Federal Reserve chairman Ben Bernanke said today that 'accommodative' monetary policies are still needed to sustain an economic recovery but that the central bank can exit from its stimulus 'at the appropriate time'.
Bernanke, in remarks prepared for a congressional hearing, also said the Fed was considering a new benchmark target based on the rate paid on commercial bank deposits at the Fed, which might better reflect lending conditions.
The comments were released by the Fed even though the hearing by the House Financial Services Committee was canceled due to winter storms pounding Washington.
'The economy continues to require the support of accommodative monetary policies,' Bernanke said.

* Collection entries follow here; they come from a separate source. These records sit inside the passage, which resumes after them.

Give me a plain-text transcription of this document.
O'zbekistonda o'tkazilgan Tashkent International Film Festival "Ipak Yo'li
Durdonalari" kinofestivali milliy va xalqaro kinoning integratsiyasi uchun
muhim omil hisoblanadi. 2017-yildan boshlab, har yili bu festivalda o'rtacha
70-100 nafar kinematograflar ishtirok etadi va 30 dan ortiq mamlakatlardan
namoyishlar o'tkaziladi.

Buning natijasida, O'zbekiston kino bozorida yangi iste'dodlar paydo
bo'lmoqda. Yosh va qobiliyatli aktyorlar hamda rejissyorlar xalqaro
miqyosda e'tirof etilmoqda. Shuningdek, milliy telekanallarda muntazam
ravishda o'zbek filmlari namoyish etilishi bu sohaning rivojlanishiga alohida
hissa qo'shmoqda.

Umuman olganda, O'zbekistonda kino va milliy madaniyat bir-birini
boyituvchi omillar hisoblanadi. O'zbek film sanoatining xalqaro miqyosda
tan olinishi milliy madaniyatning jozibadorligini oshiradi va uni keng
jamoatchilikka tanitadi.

'However, we have been working to ensure that we have the tools to reverse, at the appropriate time, the currently very high degree of monetary stimulus. We have full confidence that, when the time comes, we will be ready to do so,' he added.
The hearing was called by congressional leaders eager for a detailed explanation to date on the exit strategy from Bernanke, who last month won a tough confirmation battle for a second four-year term.
Bernanke's comments offered no specific timeline for the Fed to move away from its massive stimulus that has included a cut in the federal funds rate to a range of 0-0.25% and an array of programmes to pump more than $1 trillion into the economy.
He repeated that this effort is likely to remain in place 'for an extended period,' the same phrase used by the Federal Open Market Committee.
'In due course, however, as the expansion matures the Federal Reserve will need to begin to tighten monetary conditions to prevent the development of inflationary pressures,' he said.
'The Federal Reserve has a number of tools that will enable it to firm the stance of policy at the appropriate time,' he added.
Bernanke reaffirmed the Fed's intent to conclude its programme of major asset purchases - or quantitative easing - to pump money into the financial system - by the end of March.
He said this would entail the purchase of $300 billion of Treasury securities and $1.25 trillion of government agency mortgage-backed securities. But he said the Fed would probably hold these assets until market conditions improve.